The findings of the present study further support recommendations from the World Health Organization, which advocates comprehensive cardiovascular risk assessment before initiation of antihypertensive therapy. According to the WHO guideline, evaluation should include measurement of body mass index, assessment of diabetes mellitus and dyslipidemia, renal function testing, identification of target organ damage, and estimation of overall cardiovascular risk to facilitate individualized treatment decisions (16). Such an integrated approach enables clinicians to prioritize patients at highest risk while promoting cost-effective management, particularly in resource-limited healthcare settings.
The overall cardiovascular risk profile observed in the study is comparable with findings from the Abuja Heart Study conducted by Ojji et al., in which newly diagnosed hypertensive patients frequently exhibited obesity, diabetes mellitus, dyslipidemia, and multiple cardiovascular comorbidities at initial presentation (17). Their study emphasized that newly diagnosed hypertension is commonly associated with several modifiable cardiovascular risk factors, underscoring the need for early preventive intervention. Likewise, Kumar et al. reported that hypertensive patients presenting to emergency services often had multiple associated risk factors and metabolic abnormalities requiring comprehensive evaluation rather than isolated blood pressure management (18).
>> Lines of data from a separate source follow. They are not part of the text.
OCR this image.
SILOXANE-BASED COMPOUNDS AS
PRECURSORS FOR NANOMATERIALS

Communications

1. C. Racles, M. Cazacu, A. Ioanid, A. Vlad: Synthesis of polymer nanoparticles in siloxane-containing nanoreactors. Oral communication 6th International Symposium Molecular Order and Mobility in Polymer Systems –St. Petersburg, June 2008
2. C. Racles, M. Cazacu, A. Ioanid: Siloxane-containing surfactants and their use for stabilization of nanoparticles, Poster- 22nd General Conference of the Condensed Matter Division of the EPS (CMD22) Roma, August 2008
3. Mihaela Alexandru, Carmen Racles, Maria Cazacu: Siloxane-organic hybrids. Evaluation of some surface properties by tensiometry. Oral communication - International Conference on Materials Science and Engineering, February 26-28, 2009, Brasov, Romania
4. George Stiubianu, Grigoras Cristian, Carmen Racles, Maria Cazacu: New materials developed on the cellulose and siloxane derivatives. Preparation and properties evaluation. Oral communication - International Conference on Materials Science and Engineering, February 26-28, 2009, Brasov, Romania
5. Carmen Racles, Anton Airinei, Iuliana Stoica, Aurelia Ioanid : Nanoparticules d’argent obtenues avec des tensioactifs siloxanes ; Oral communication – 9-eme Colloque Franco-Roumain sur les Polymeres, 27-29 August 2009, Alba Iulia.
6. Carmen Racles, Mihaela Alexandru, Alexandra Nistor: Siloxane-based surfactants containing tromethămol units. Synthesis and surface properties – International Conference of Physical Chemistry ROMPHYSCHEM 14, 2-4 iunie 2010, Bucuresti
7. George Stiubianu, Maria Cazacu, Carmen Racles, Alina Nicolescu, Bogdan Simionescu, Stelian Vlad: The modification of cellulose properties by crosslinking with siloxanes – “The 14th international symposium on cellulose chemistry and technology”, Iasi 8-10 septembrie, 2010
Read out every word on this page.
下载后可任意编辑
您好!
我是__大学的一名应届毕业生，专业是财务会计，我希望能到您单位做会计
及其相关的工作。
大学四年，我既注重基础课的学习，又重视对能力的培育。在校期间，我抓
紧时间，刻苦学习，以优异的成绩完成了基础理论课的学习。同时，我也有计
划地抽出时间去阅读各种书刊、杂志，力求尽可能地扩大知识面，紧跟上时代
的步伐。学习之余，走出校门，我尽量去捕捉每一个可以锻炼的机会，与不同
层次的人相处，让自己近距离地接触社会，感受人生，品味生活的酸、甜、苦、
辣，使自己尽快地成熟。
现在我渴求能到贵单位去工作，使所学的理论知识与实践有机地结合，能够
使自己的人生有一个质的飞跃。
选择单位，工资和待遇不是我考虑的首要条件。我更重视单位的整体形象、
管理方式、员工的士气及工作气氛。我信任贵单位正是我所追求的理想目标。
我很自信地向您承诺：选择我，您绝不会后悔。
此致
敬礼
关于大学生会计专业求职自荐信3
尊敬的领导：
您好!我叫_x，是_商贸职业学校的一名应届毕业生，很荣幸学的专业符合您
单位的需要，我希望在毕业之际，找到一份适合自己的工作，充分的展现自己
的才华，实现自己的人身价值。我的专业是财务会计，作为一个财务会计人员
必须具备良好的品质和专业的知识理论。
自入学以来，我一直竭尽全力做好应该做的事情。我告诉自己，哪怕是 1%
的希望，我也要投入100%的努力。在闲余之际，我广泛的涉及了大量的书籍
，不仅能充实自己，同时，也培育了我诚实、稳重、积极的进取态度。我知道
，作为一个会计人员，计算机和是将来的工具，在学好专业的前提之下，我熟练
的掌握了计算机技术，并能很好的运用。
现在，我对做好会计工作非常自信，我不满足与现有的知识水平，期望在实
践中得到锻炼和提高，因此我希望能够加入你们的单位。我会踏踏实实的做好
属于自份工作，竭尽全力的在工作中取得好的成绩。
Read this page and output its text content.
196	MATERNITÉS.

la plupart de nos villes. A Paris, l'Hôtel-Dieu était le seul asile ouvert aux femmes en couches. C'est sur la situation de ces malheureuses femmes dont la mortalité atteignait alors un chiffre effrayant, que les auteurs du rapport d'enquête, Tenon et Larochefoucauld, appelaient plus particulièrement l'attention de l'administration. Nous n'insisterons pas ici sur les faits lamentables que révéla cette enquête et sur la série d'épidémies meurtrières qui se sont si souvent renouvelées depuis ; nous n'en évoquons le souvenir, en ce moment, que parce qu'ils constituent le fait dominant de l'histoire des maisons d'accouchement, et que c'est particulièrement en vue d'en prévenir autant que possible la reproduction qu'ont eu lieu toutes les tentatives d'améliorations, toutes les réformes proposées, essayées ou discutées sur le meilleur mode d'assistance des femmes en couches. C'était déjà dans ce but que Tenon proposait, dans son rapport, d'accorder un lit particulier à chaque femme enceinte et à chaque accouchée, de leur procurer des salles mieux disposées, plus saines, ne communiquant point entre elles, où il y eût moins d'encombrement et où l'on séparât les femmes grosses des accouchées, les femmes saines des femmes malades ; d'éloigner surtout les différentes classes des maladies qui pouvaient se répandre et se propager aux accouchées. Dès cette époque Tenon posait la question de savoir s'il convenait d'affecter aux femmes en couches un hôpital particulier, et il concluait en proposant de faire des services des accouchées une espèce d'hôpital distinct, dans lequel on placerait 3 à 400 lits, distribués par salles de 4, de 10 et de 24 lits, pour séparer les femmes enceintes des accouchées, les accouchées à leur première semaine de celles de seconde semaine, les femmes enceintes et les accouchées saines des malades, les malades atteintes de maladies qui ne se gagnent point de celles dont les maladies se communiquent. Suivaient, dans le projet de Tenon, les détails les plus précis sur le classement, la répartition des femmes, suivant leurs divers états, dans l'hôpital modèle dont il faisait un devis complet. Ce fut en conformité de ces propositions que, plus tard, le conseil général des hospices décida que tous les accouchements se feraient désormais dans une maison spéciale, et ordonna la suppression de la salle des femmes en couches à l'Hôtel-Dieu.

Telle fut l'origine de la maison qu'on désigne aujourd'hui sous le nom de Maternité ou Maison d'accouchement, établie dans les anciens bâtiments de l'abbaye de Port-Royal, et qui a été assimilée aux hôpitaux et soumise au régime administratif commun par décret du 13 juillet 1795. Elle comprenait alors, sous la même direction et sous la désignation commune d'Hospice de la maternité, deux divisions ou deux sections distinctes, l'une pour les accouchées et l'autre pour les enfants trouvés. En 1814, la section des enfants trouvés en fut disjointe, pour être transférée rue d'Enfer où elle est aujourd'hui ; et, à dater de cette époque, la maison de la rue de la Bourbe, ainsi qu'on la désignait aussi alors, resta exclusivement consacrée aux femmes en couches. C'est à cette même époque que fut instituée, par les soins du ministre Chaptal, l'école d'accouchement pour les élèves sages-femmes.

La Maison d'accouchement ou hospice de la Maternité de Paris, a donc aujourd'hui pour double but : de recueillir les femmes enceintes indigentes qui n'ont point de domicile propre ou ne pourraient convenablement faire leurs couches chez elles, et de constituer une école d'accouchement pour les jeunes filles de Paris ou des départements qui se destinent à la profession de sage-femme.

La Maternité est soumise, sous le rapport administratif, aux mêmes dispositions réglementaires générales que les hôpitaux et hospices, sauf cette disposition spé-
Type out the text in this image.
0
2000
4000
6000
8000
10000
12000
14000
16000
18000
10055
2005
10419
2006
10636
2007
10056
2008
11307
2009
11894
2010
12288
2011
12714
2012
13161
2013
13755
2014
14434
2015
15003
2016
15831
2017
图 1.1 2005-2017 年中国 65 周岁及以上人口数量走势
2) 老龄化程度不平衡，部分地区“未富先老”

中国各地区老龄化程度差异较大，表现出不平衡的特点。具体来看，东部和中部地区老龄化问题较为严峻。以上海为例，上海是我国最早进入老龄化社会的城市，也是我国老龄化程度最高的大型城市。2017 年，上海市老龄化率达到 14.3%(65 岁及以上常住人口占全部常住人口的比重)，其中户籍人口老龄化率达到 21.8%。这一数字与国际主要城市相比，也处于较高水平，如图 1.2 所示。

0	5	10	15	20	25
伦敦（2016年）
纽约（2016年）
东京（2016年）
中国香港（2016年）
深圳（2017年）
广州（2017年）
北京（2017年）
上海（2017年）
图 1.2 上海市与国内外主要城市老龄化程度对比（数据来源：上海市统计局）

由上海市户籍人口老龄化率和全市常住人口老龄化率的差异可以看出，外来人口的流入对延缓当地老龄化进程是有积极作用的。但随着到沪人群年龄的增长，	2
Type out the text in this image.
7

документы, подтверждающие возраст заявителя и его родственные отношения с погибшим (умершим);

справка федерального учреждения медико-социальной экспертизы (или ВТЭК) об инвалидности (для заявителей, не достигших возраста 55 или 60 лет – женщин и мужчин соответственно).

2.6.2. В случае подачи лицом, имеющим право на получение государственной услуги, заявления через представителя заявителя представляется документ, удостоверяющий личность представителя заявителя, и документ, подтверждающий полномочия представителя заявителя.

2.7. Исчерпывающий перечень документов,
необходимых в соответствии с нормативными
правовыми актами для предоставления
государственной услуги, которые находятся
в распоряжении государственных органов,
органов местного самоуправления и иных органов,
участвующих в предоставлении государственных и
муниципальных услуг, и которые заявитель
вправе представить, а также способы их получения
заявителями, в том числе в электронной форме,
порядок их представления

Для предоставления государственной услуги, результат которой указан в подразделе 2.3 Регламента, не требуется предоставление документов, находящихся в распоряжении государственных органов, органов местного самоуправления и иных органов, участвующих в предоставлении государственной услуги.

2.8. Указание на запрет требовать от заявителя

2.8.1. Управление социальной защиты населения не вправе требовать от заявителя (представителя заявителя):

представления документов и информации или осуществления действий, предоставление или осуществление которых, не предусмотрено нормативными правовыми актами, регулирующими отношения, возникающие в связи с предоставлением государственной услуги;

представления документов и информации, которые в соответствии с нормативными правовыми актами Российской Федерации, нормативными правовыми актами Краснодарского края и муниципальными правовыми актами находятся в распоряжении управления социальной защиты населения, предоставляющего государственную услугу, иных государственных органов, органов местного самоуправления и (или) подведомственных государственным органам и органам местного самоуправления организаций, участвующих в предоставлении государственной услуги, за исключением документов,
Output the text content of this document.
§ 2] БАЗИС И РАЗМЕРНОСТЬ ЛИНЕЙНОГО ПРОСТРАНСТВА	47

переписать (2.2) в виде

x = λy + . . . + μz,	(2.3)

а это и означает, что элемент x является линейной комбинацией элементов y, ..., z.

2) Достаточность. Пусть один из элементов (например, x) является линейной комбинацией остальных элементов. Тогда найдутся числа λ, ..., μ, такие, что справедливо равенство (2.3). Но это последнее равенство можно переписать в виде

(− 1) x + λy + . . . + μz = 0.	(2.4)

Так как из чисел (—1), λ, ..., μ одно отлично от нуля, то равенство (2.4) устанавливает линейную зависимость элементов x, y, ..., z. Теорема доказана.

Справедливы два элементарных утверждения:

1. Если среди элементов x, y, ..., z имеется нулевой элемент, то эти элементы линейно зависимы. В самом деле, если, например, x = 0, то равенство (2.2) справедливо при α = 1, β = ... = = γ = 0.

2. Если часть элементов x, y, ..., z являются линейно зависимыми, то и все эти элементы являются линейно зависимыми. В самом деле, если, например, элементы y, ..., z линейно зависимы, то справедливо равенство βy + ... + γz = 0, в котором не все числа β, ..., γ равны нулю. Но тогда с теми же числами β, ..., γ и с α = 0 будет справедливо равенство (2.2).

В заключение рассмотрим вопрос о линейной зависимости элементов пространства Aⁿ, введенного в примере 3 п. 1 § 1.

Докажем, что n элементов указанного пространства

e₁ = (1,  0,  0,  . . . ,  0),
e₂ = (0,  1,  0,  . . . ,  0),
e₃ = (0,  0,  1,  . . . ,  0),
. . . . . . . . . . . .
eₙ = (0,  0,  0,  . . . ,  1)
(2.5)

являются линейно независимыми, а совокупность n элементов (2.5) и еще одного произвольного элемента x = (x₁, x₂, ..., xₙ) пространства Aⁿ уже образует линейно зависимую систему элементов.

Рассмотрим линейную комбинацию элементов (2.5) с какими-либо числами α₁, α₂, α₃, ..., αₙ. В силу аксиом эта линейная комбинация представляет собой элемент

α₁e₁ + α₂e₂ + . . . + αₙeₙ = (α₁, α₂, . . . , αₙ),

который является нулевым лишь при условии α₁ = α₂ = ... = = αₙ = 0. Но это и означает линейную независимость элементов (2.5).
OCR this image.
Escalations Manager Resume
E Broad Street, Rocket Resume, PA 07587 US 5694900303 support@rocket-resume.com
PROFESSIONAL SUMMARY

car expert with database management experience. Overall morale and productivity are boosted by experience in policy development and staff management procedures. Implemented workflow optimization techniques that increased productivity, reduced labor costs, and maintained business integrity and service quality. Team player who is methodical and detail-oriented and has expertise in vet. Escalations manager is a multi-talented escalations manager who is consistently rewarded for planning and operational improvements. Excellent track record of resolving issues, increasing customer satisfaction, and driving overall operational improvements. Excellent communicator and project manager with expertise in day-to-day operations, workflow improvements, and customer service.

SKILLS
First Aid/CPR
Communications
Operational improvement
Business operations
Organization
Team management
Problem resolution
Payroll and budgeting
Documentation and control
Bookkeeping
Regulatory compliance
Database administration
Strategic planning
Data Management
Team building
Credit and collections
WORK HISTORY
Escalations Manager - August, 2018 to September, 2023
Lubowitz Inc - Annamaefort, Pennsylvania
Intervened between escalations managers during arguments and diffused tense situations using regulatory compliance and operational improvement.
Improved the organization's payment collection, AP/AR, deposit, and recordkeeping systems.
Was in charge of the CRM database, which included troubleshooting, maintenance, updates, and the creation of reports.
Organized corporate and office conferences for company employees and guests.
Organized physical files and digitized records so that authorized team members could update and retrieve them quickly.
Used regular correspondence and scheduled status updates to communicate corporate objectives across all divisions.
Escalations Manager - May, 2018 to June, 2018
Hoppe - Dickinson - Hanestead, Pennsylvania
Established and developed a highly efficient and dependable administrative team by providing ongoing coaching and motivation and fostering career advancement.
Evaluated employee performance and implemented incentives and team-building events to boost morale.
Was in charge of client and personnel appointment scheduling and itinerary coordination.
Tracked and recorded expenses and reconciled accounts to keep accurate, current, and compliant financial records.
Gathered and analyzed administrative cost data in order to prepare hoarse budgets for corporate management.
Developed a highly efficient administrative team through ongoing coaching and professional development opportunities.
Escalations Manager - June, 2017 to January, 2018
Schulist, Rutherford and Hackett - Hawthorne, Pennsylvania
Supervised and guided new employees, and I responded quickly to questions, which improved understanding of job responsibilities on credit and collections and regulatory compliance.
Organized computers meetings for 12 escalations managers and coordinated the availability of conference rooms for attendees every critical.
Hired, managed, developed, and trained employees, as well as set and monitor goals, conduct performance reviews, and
Overall, the current understanding that hypertension should be regarded as part of a broader cardiovascular risk continuum rather than an isolated elevation of blood pressure. Comprehensive clinical assessment, identification of modifiable cardiovascular risk factors, early lifestyle modification, and evidence-based pharmacological treatment remain fundamental to reducing future cardiovascular morbidity and mortality. Although the present findings are fictional and intended solely for educational purposes, they demonstrate how published evidence can be integrated into the interpretation of clinical observations and reinforce the principles advocated by contemporary hypertension guidelines and observational studies.
CONCLUSION
The present study highlights that newly diagnosed hypertension is frequently accompanied by multiple cardiovascular risk factors including obesity, diabetes mellitus, dyslipidemia, sedentary lifestyle, smoking, and positive family history. Current evidence indicates that early identification of these risk factors, together with comprehensive cardiovascular risk assessment and timely lifestyle and pharmacological interventions, is essential for preventing target organ damage and improving long-term cardiovascular outcomes. Modern hypertension management therefore requires an integrated, patient-centered approach that addresses overall cardiovascular risk rather than blood pressure alone, consistent with current international guidelines and contemporary clinical evidence.